Those with limited experience using HPC schedulers may be unclear with how Slurm allocates hardware. This can seem more complicated if their project is associated with an investment.
The following provides a high-level overview to clarify the process on our clusters.
Which projects are associated with an investment?
In short, Investment-Project association is defined and approved by the Investor.
After an investment is purchased:
Investor(s) should provide ARCC with a list of projects on the HPC they want associated with the investment.
The investment will be configured so that it applies to all the projects as defined in the line above.
If new projects are created on the cluster, and you (the investor) would like to associate them with your investment, you should provide this information in the new project creation request.
If the new project request comes from another PI, you may provide that PI with your investment name, so they may provide this information in their new project request.
ARCC will reach out to the investment owner to confirm project association, and approve the project’s association with the investment.
Once configuration is initialized or updated, your investment is available to the associated projects on the cluster.
Jobs run under projects associated with an investment
Any job that are run on the HPC should specify an account in the submission/request. Projects associated with an investment are processed by Slurm in 2 ways. This is dependent upon whether you define a partition in your job request:
Request your desired resources without defining a partition
Assuming:
your project is associated with an investment
and you did not define a partition in your request
Slurm will identify a list of partitions to try to run your job against.
Slurm will automatically prioritize your investment partition and hardware to try to run your job there.
Slurm checks for jobs running on your investment.
If:
there are no jobs running on your investment
and the hardware requested in your job fits within the hardware confines of your partition
Slurm immediately starts your job.If:
there are jobs running on your investment
and they were requested by HPC users who are not a member of any projects associated with your investmentSlurm will pre-empt these jobs (ie stop them and add back to the queue)
Slurm will immediately start your job.
If:
your investment hardware is 'full' with jobs from users who are members of project(s) associated with your investmentSlurm will try to allocate your requested job across the other partitions
On MedicineBow: The list of other partitions tried in order are: mb, mb-a30, mb-l40s, mb-h100.
On Beartooth: The list of other partitions tried in order are: moran, teton, teton-cascade, teton-gpu, teton-hugemem.
If:
resources are availableSlurm will start your job
If:
there are no resources available to fit your job (i.e. cluster usage is very high)Slurm will place your job in the queue and your job will have a state of pending (i.e. waiting in the queue).
Slurm will monitor the queue on regular intervals and run the job when any appropriate resources become available.
A job can be pending for a number of reasons, and Slurm will only show one of the many potential reasons, which can be a bit confusing.
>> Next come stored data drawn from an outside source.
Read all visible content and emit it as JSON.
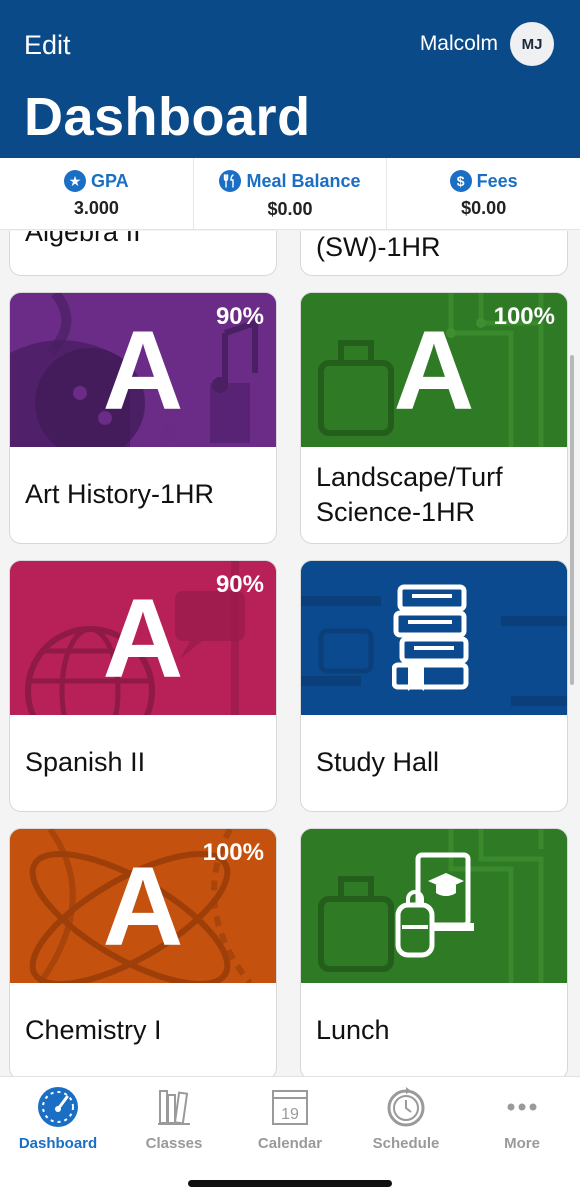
{
  "header": {
    "edit_label": "Edit",
    "user_name": "Malcolm",
    "avatar_initials": "MJ",
    "title": "Dashboard"
  },
  "stats": [
    {
      "icon": "star-icon",
      "label": "GPA",
      "value": "3.000"
    },
    {
      "icon": "utensils-icon",
      "label": "Meal Balance",
      "value": "$0.00"
    },
    {
      "icon": "dollar-icon",
      "label": "Fees",
      "value": "$0.00"
    }
  ],
  "partial_cards": [
    {
      "title": "Algebra II"
    },
    {
      "title": "(SW)-1HR"
    }
  ],
  "courses": [
    {
      "title": "Art History-1HR",
      "grade": "A",
      "percent": "90%",
      "color": "#6a2c86"
    },
    {
      "title": "Landscape/Turf Science-1HR",
      "grade": "A",
      "percent": "100%",
      "color": "#2f7a24"
    },
    {
      "title": "Spanish II",
      "grade": "A",
      "percent": "90%",
      "color": "#b82058"
    },
    {
      "title": "Study Hall",
      "icon": "books-icon",
      "color": "#0b4a8f"
    },
    {
      "title": "Chemistry I",
      "grade": "A",
      "percent": "100%",
      "color": "#c4510e"
    },
    {
      "title": "Lunch",
      "icon": "backpack-icon",
      "color": "#2f7a24"
    }
  ],
  "tabs": [
    {
      "label": "Dashboard",
      "icon": "gauge-icon",
      "active": true
    },
    {
      "label": "Classes",
      "icon": "books-icon"
    },
    {
      "label": "Calendar",
      "icon": "calendar-icon",
      "calendar_day": "19"
    },
    {
      "label": "Schedule",
      "icon": "clock-icon"
    },
    {
      "label": "More",
      "icon": "more-icon"
    }
  ],
  "colors": {
    "header_bg": "#0b4a88",
    "accent": "#1a6fc4"
  }
}
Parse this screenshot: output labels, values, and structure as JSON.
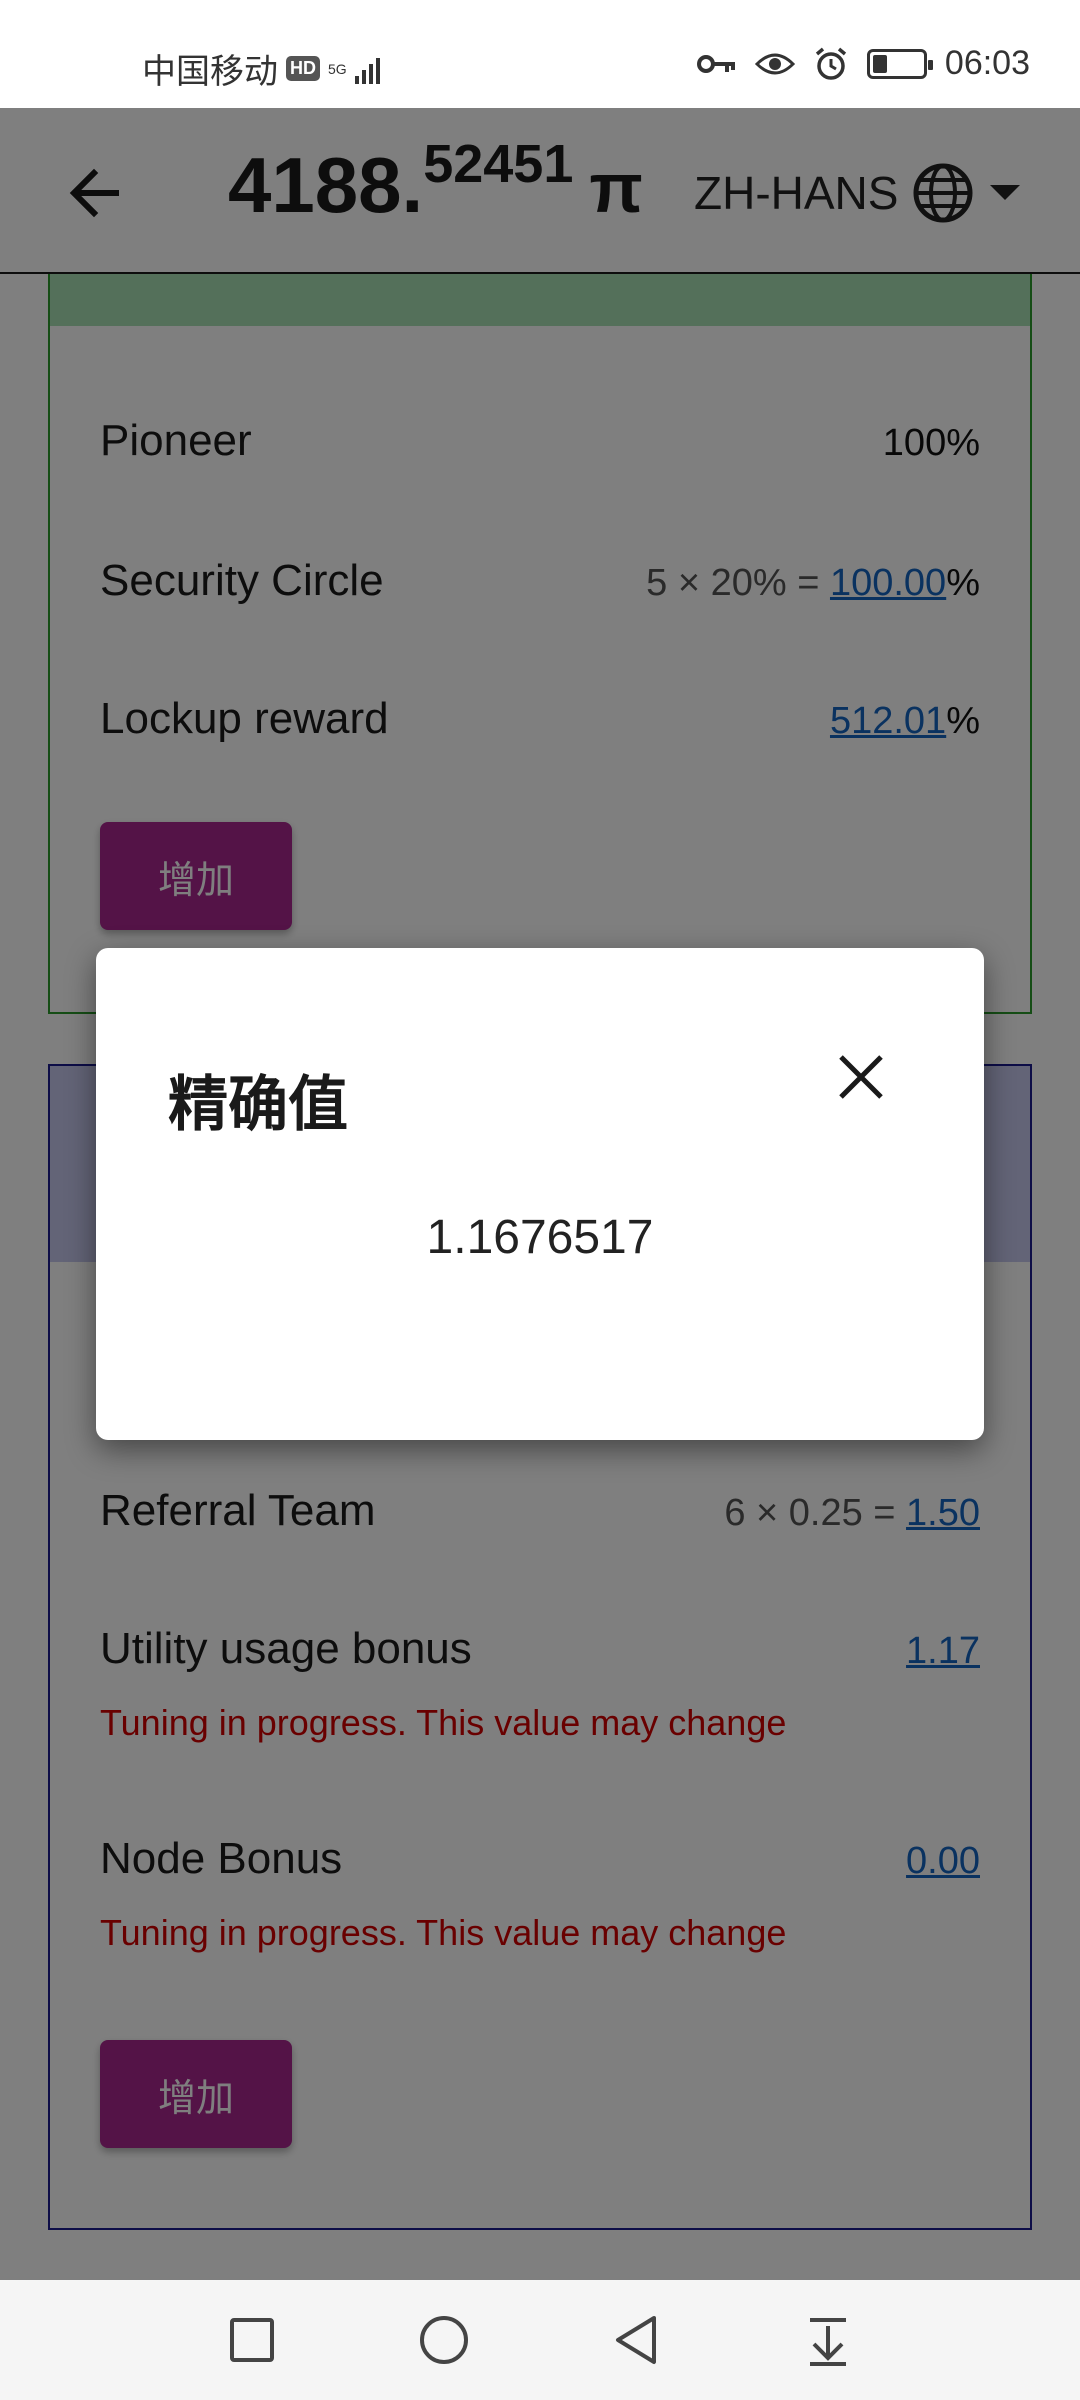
{
  "status_bar": {
    "carrier": "中国移动",
    "hd": "HD",
    "network": "5G",
    "time": "06:03"
  },
  "header": {
    "balance_int": "4188.",
    "balance_dec": "52451",
    "currency": "π",
    "language": "ZH-HANS"
  },
  "card1": {
    "rows": [
      {
        "label": "Pioneer",
        "value": "100%"
      },
      {
        "label": "Security Circle",
        "calc": "5 × 20% = ",
        "link": "100.00",
        "suffix": "%"
      },
      {
        "label": "Lockup reward",
        "link": "512.01",
        "suffix": "%"
      }
    ],
    "button": "增加"
  },
  "card2": {
    "rows": [
      {
        "label": "Referral Team",
        "calc": "6 × 0.25 = ",
        "link": "1.50"
      },
      {
        "label": "Utility usage bonus",
        "link": "1.17",
        "warning": "Tuning in progress. This value may change"
      },
      {
        "label": "Node Bonus",
        "link": "0.00",
        "warning": "Tuning in progress. This value may change"
      }
    ],
    "button": "增加"
  },
  "dialog": {
    "title": "精确值",
    "value": "1.1676517"
  },
  "colors": {
    "accent_button": "#a8278f",
    "link": "#1565c0",
    "warning": "#d30000",
    "green_border": "#2a9a2a",
    "blue_border": "#1a1a8e"
  }
}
For example, it might state BadConstraint (The job's constraints can not be satisfied) or Resources (The job is waiting for resources to become available) A full list can be found here: https://slurm.schedmd.com/squeue.html#SECTION_JOB-REASON-CODES
This may become more unclear because the stated reason can change depending on the overall state and use of the cluster.
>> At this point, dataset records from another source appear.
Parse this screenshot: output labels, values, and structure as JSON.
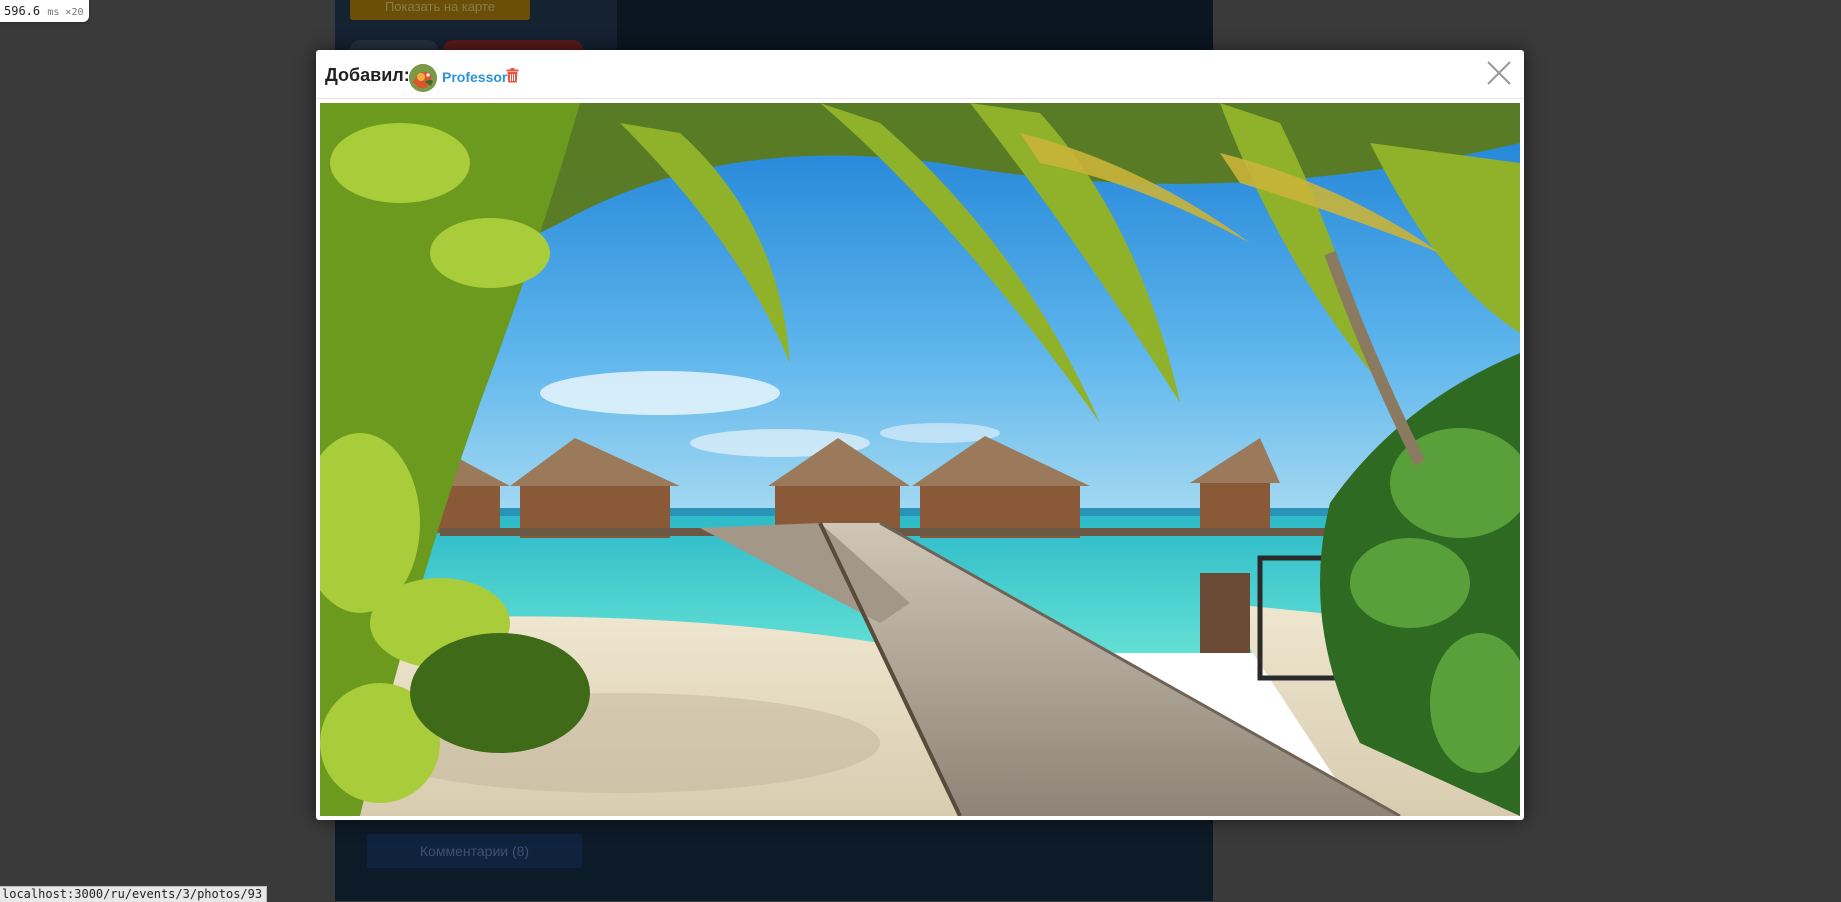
{
  "timer": {
    "value": "596.6",
    "unit": "ms ×20"
  },
  "background": {
    "top_button_label": "Показать на карте",
    "comments_label": "Комментарии (8)"
  },
  "modal": {
    "added_by_label": "Добавил:",
    "user_name": "Professor",
    "close_icon": "close-x-icon",
    "delete_icon": "trash-icon",
    "delete_color": "#e8533c",
    "link_color": "#2d93d8"
  },
  "status_bar": {
    "url": "localhost:3000/ru/events/3/photos/93"
  }
}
Remember: The fact your job has been accepted into the queue (i.e. you have a job number) means it will eventually run when appropriate resources become available.
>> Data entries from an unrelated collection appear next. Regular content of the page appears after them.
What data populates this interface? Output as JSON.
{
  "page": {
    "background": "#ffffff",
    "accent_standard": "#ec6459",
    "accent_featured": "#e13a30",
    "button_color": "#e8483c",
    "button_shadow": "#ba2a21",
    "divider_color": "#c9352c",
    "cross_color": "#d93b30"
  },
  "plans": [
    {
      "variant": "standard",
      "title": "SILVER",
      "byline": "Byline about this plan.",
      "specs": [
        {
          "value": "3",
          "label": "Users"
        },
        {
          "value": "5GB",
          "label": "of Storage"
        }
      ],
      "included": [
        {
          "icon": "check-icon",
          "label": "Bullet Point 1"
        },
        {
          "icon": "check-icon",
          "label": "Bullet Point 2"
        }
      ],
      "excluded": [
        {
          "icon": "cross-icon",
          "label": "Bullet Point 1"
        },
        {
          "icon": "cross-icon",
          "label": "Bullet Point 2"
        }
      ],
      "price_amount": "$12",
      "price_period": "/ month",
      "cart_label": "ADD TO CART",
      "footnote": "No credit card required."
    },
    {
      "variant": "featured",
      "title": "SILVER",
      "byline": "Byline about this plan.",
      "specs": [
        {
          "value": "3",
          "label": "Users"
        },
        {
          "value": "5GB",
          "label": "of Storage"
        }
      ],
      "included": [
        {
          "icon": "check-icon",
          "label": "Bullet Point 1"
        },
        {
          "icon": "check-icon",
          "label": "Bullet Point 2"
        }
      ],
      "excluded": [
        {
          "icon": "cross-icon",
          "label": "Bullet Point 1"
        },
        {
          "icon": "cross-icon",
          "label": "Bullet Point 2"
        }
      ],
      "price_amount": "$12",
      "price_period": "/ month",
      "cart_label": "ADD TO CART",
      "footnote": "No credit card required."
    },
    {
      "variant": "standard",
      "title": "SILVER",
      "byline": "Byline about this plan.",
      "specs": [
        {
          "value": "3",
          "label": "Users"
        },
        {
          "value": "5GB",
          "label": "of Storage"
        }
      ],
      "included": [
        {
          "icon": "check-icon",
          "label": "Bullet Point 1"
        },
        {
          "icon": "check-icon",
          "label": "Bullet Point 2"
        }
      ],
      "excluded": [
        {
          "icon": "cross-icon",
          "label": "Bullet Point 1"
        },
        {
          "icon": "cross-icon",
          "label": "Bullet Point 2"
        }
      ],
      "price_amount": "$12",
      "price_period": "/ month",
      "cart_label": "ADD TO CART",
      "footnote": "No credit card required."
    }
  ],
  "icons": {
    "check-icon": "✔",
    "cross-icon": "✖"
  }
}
The above is only a brief summary of the hidden complexity on how Slurm allocates and prioritizes jobs, and there are caveats too subtle and wordy to go into in this short explanation.
Explicitly Define a Partition
Assuming:
your project is associated with an investment
and you explicitly define a partition in your request
Slurm will only use THAT partition (and subsequent nodes) to allocate your job within.
If:
you define a combination of nodes/cores/memory/gpus that are not available within the explicitly defined partitionSlurm will not accept the job and provide an appropriate message.
The explicit definition of a partition overrides the rest of your request, even if you have an investment.
Recommendation
ARCC recommends the first approach, in which you would not specify a partition. Ideally, you would only specify the hardware resources you require for the job. This allows our scheduler (Slurm) to place your jobs appropriately and make best use of the cluster. Any project users within projects associated with your investment will always be placed on your investment as long as their job fits within the hardware constraints of your investment, and no other investment-user is using the hardware. If other project users associated with your investment are using the hardware, the newest job request associated with your investment will be placed in front of any non-investors scheduling resources on the investment partition.
Summary
If you explicitly define a partition then that is what will be used.
If you have an investment and specify no partition, Slurm will try allocating against this first, and then use a list of partitions if it can’t, and then queue the job if nothing is available at that moment in time.
You may supply no partition or qos in your job submission.
If the # of resources you are requesting fit within your investment, then our submission script will place your requested job on your investment.
You may manually specify the partition of your investment.
This investment will be named
inv-<name>
.You can see the nodes within this partition by running
sinfo -p inv-<name>
replacing<name>
in the command, with your specific investment name.